Every homeowner dreams of the day when they finally make their last mortgage payment. Unfortunately for many, they won’t see that day until they’re in their 60’s or 70’s! If you want to speed up the process by a few years, check out these tips for paying off your mortgage early.
Refinance Your Mortgage
If you want to pay off your mortgage faster, then the first thing you should do is refinance your mortgage because there’s no better time to do so. Right now, rates are at historic lows, and you might want to consider refinancing to a shorter term.
Let’s say you have a 30-year term and you refinance to a 15-year term. You’ll pay off the loan in half the time, but that doesn’t mean you’ll automatically be paying twice the amount for your monthly mortgage payment.
The additional amount you’ll be paying each month all depends on the new interest rate you can manage to lock-in. Be sure to work with a mortgage professional if you’re going to refinance. They can help you find the best rate and then you can decide if you can comfortably afford the higher monthly payments.
Even if you don’t want to increase your monthly payments by potentially hundreds of dollars a month, it’s still worth refinancing at a lower rate. With the money you’ll save on interest, you can put that towards making extra payments when you can afford it.
Make One Extra Payment Each Year
One extra payment a year doesn’t sound like much, but it can actually add up. You could end up paying off your mortgage 1-6 years early, depending on the term length.
There are two strategies you can use to reach 13 payments a year:
One option is to pay your mortgage bi-weekly–pay half the monthly total one week, and the other half two weeks later. By the end of the year, you’ll have accumulated one full extra payment. The only catch here is that not every lender will allow you to do this.
If your lender doesn’t allow bi-weekly payments or it sounds like a headache to keep up with, you can also just pay the extra in a lump sum every year.
Recast Your Mortgage
Have you recently come into a big chunk of unexpected money, like an inheritance? Then you could consider recasting your mortgage. If this is something your loan servicer will allow, they’ll take that lump sum and apply it to the principal amount of your mortgage, which in turn, will lower your monthly payments. Then, instead of paying the new, lower amount, continue paying the previous amount… but keep in mind:
You Must Specify That Extra Payments Go Towards The Principle Loan
No matter which way you decide to make extra payments, make sure you earmark that money to go towards the principal loan amount. If you don’t specify where that extra money is supposed to go, they’ll likely just apply it to next month’s interest amount.
Check for Early Payoff Penalties
Before you get too excited about paying off your mortgage earlier than your term, make sure you won’t get punished if you do! You’d think that lenders should reward you for paying them back faster, but unfortunately, they want you hanging on as long as possible so they can keep collecting interest payments.
When you pay back your loan faster, they’re losing profit and some lenders will charge you a penalty to make up for it. Depending on how big the penalty is, you could end up losing money in the long run. If your lender has a high penalty fee, you’re better off just saving that extra money and putting it towards something else.
Build Up an Emergency Fund First
Even if your lender doesn’t charge penalty fees, you should still consider whether paying off your house should be your first priority. If you don’t have a substantial emergency fund, you should definitely work on accumulating money for that before you pay-off your house. How much you should put aside depends on your finances and lifestyle, but you can use an emergency fund calculator like this one to get a better idea.

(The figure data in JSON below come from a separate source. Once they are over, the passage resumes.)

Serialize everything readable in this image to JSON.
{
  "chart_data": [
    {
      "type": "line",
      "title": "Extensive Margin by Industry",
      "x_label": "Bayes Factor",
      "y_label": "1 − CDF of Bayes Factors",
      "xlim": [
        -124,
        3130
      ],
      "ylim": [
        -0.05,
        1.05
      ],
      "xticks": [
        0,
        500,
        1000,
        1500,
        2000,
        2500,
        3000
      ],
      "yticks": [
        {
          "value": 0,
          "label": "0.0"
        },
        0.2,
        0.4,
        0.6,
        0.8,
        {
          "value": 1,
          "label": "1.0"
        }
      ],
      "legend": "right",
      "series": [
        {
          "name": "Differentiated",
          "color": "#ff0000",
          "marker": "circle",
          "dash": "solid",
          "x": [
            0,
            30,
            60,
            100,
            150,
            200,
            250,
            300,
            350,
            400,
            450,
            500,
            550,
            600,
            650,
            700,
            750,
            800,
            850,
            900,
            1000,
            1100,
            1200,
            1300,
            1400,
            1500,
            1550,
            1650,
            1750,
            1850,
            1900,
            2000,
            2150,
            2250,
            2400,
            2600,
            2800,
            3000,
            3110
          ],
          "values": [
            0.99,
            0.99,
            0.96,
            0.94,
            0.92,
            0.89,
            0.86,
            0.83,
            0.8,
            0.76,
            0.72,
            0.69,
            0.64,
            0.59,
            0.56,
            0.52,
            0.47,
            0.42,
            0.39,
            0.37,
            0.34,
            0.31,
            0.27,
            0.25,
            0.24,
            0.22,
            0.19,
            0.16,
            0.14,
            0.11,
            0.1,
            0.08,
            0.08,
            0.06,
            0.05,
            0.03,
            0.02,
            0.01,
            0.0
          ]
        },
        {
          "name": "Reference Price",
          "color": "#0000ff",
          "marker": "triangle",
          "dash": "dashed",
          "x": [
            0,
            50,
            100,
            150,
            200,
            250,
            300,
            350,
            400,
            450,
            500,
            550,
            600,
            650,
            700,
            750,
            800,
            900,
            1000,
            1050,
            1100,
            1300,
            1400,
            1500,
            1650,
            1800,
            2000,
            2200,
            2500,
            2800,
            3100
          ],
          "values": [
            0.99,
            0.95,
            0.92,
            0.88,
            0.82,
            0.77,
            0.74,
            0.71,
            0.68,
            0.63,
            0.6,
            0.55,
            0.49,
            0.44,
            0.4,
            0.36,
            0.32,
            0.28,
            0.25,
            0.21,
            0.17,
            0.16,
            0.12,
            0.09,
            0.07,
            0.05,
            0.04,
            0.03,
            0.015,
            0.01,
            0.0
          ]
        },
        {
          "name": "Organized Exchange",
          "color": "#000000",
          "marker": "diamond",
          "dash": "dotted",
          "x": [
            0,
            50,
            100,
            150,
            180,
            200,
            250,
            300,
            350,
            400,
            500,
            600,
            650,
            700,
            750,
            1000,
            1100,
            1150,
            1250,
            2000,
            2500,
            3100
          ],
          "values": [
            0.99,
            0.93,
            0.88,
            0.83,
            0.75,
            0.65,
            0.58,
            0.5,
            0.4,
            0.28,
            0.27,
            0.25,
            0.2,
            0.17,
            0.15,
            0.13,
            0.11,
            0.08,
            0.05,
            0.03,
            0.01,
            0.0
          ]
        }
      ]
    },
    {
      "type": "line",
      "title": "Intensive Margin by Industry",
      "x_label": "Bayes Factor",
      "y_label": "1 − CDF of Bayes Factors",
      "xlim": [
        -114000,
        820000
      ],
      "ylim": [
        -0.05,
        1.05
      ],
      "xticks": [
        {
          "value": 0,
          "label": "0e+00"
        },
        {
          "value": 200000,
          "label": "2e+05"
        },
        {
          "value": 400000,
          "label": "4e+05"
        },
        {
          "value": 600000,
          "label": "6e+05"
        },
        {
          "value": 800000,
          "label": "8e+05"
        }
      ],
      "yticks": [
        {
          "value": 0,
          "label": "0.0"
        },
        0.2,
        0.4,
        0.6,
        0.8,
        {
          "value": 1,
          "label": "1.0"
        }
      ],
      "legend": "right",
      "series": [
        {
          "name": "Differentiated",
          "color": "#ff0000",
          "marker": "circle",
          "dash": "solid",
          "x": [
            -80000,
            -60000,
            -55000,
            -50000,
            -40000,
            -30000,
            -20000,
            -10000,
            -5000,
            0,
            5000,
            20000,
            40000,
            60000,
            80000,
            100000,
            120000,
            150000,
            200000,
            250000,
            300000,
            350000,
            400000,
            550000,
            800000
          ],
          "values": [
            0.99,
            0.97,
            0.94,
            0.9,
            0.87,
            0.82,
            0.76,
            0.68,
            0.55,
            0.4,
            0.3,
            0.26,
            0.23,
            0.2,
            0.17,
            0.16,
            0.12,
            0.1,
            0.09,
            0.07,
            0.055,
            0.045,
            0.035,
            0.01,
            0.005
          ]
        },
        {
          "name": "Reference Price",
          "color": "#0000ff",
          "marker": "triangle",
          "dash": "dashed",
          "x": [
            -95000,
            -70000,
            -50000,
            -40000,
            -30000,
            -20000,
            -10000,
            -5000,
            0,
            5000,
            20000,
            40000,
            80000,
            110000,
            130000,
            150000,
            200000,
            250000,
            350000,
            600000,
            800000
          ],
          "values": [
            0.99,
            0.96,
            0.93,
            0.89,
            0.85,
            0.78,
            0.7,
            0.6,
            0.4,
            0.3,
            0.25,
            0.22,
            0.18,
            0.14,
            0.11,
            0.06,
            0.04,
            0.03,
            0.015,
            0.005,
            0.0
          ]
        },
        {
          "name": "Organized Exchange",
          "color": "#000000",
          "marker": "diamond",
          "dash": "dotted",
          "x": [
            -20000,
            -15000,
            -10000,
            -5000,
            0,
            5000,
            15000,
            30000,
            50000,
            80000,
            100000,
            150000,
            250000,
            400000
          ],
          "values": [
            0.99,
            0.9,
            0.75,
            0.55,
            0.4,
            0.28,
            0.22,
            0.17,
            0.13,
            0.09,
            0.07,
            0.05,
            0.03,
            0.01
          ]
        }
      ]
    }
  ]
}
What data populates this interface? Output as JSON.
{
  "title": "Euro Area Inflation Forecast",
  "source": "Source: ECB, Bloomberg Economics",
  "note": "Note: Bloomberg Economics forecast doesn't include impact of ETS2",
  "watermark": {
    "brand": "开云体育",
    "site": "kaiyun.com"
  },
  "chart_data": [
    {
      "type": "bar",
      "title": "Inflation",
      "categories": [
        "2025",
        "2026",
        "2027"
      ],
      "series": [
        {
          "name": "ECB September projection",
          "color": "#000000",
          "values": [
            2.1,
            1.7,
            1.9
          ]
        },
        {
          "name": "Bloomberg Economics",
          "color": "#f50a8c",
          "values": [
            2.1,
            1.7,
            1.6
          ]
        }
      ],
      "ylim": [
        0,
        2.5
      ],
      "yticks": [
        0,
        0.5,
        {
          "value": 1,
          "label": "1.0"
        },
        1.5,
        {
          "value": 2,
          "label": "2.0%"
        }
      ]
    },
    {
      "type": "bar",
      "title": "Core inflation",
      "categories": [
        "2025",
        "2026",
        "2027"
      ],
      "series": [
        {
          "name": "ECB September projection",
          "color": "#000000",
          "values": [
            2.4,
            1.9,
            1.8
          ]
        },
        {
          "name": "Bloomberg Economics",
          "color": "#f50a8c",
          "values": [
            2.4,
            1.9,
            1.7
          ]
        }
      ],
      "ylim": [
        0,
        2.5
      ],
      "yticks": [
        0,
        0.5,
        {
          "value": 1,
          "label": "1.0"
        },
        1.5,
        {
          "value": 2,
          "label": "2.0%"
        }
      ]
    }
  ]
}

If you throw every extra penny you have at your mortgage and all your liquidity is tied up in your home, that could be a disaster if you ever run into a financial crisis and need money right away. It could take a long time for your house to sell, and if you don’t have a substantial emergency fund to keep you afloat, you might have to resort to taking out loans and charging up credit cards.
Another nightmare possibility is if the market tanks, but you have no choice but to sell. In that case, you could be losing thousands of dollars in your investment because you couldn’t afford to wait.
As this pandemic has taught us, you should expect the unexpected. If a crisis occurs, having a luxurious emergency fund will benefit you a lot more than having your house paid off.
The Time to Refinance is Now
Whether your goal is to pay off your mortgage early or not, if you can refinance your loan right now, you definitely should. Since the pandemic began, mortgage rates have been consistently trending downward. Right now, the average 30-year fixed mortgage rate is the lowest it’s been in almost 50 years!